Environmental Standards Scotland

Agency overview
- Formed: 21 October 2021
- Type: Non-ministerial government department
- Jurisdiction: Scotland
- Headquarters: Thistle House, 91 Haymarket Terrace, Edinburgh
- Annual budget: £2,192,000 (2022-23)
- Agency executives: Mark Roberts, Chief Executive; Dr Richard Dixon, Chair; Jim Martin, Founding Chair;
- Website: www.environmentalstandards.scot

= Environmental Standards Scotland =

Non-ministerial office of the Scottish Government

Environmental Standards Scotland (Ìrean Àrainneachdail na h-Alba) is a non-ministerial office of the Scottish Government.

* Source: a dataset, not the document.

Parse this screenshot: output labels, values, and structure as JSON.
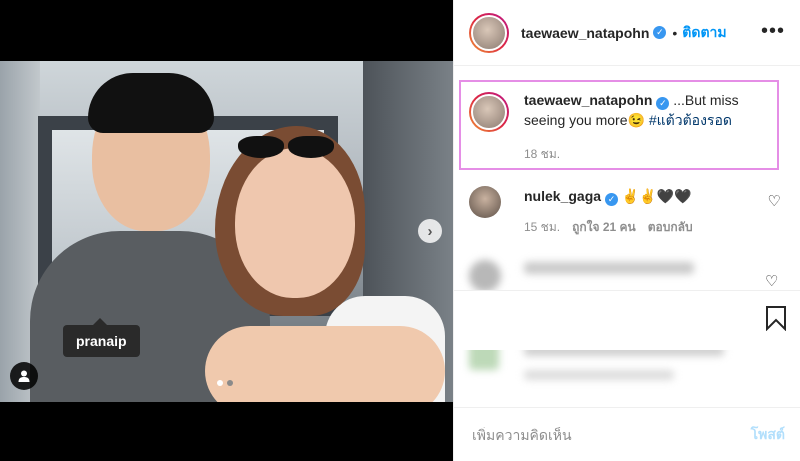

It was formed in October 2021 to scrutinise, investigate and secure improvements in the effectiveness of, and compliance with, environmental law. Its remit effectively replaces the scrutiny and enforcement role over Scotland's environmental law that was previously undertaken by the European Union prior to Brexit.

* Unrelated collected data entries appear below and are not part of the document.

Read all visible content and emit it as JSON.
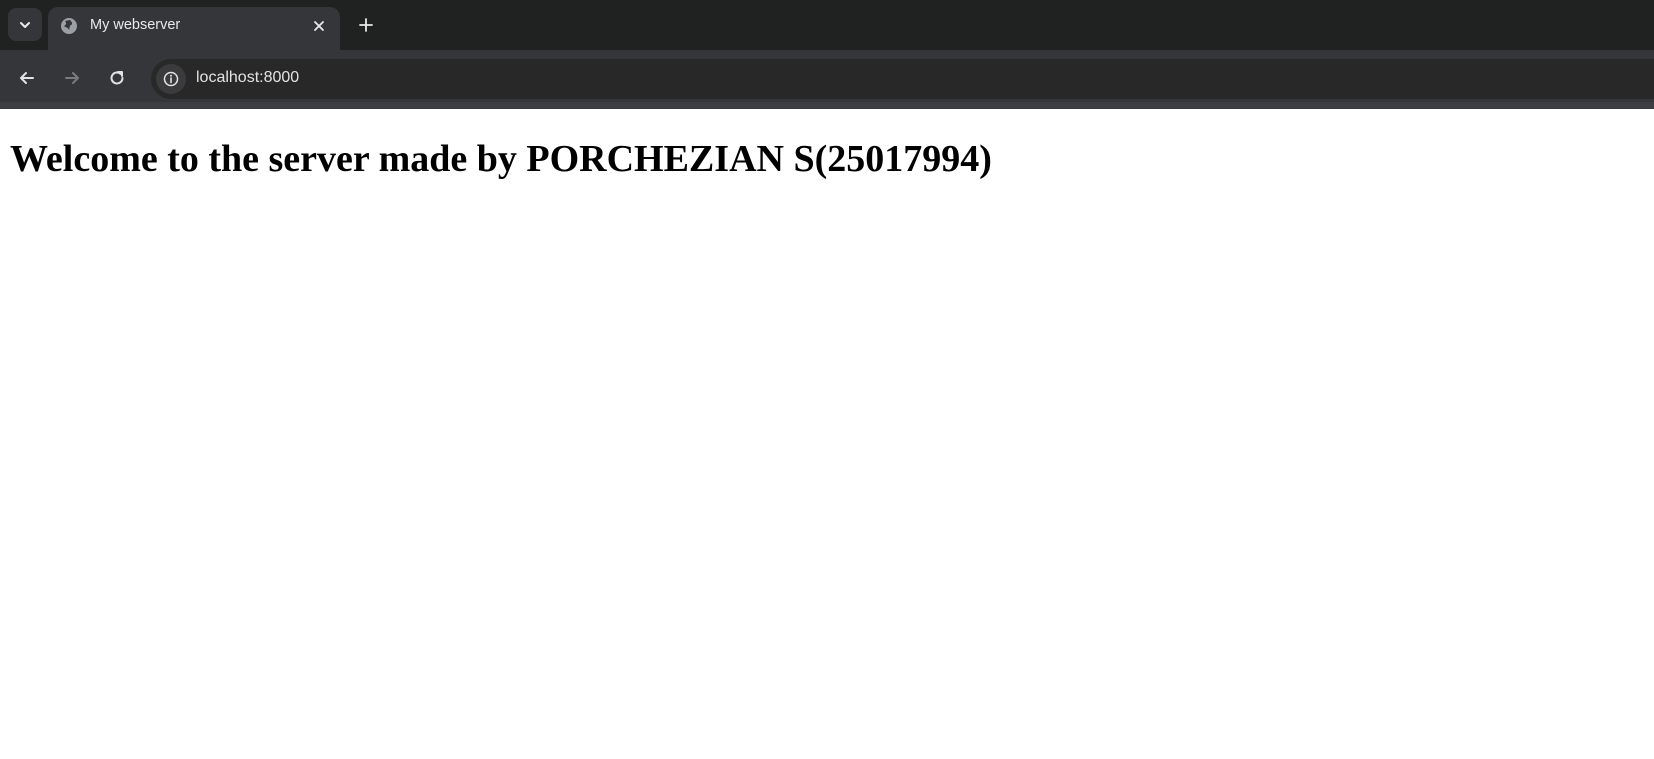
{
  "browser": {
    "tab": {
      "title": "My webserver",
      "favicon": "globe-icon"
    },
    "address_bar": {
      "url": "localhost:8000",
      "site_info_icon": "info-icon"
    },
    "controls": {
      "tab_search_icon": "chevron-down-icon",
      "close_tab_icon": "close-icon",
      "new_tab_icon": "plus-icon",
      "back_icon": "arrow-left-icon",
      "forward_icon": "arrow-right-icon",
      "reload_icon": "reload-icon"
    },
    "colors": {
      "tabstrip": "#202121",
      "toolbar": "#35363a",
      "omnibox": "#282828"
    }
  },
  "page": {
    "heading": "Welcome to the server made by PORCHEZIAN S(25017994)"
  }
}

The office's remit covers all public authorities in Scotland, including the Scottish Government and its public bodies, as well organisations carrying out functions on behalf of public authorities, and covers the land, air and marine environment of Scotland. It does not undertake monitoring of environmental issues directly, rather it requests information about policies, procedures, and environmental data, from other bodies. Where it is found that an existing environmental law or standard does not provide sufficient environmental protection, Environmental Standards Scotland is able to make an improvement report, which requires the Scottish Parliament to produce an action plan for implementing the report's recommendations.

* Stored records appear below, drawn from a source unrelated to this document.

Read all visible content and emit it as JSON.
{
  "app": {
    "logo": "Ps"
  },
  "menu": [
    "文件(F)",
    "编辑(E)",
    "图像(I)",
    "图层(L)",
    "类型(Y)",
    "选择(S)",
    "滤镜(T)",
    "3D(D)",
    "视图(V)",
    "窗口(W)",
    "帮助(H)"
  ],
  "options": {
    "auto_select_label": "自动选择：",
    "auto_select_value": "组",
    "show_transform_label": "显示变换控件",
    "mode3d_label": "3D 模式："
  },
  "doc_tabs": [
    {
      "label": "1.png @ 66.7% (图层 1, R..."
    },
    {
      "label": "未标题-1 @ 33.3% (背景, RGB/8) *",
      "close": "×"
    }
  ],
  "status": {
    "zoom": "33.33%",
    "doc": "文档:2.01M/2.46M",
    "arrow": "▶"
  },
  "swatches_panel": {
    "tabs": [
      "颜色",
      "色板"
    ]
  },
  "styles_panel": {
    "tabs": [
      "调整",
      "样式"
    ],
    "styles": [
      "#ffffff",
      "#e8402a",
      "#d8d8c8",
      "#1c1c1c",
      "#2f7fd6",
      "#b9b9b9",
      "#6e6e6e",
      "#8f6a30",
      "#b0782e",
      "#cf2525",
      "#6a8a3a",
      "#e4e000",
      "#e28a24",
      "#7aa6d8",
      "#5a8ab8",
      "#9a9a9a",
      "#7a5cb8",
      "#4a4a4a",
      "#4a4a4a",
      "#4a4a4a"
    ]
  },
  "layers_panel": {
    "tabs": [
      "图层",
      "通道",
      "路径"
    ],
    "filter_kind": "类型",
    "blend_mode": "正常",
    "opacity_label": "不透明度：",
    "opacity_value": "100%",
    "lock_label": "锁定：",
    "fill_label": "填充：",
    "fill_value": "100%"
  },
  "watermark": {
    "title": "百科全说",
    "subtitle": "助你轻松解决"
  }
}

Environmental Standards Scotland has the power to issue "information notices" that require a body to provide relevant information, and "compliance notices" requiring specific actions to be undertaken. If a body does not implement the actions in a compliance notice then ESS can apply to the courts to seek enforcement. If a case is considered "serious" the office has the power to apply to the courts for a judicial review.

==Equivalent bodies==
The Office for Environmental Protection is the equivalent body for England and Northern Ireland, and also has jurisdiction across the UK (including Scotland) in respect of reserved matters.

The Interim Environmental Protection Assessor for Wales (IEPAW) is the equivalent body for Wales.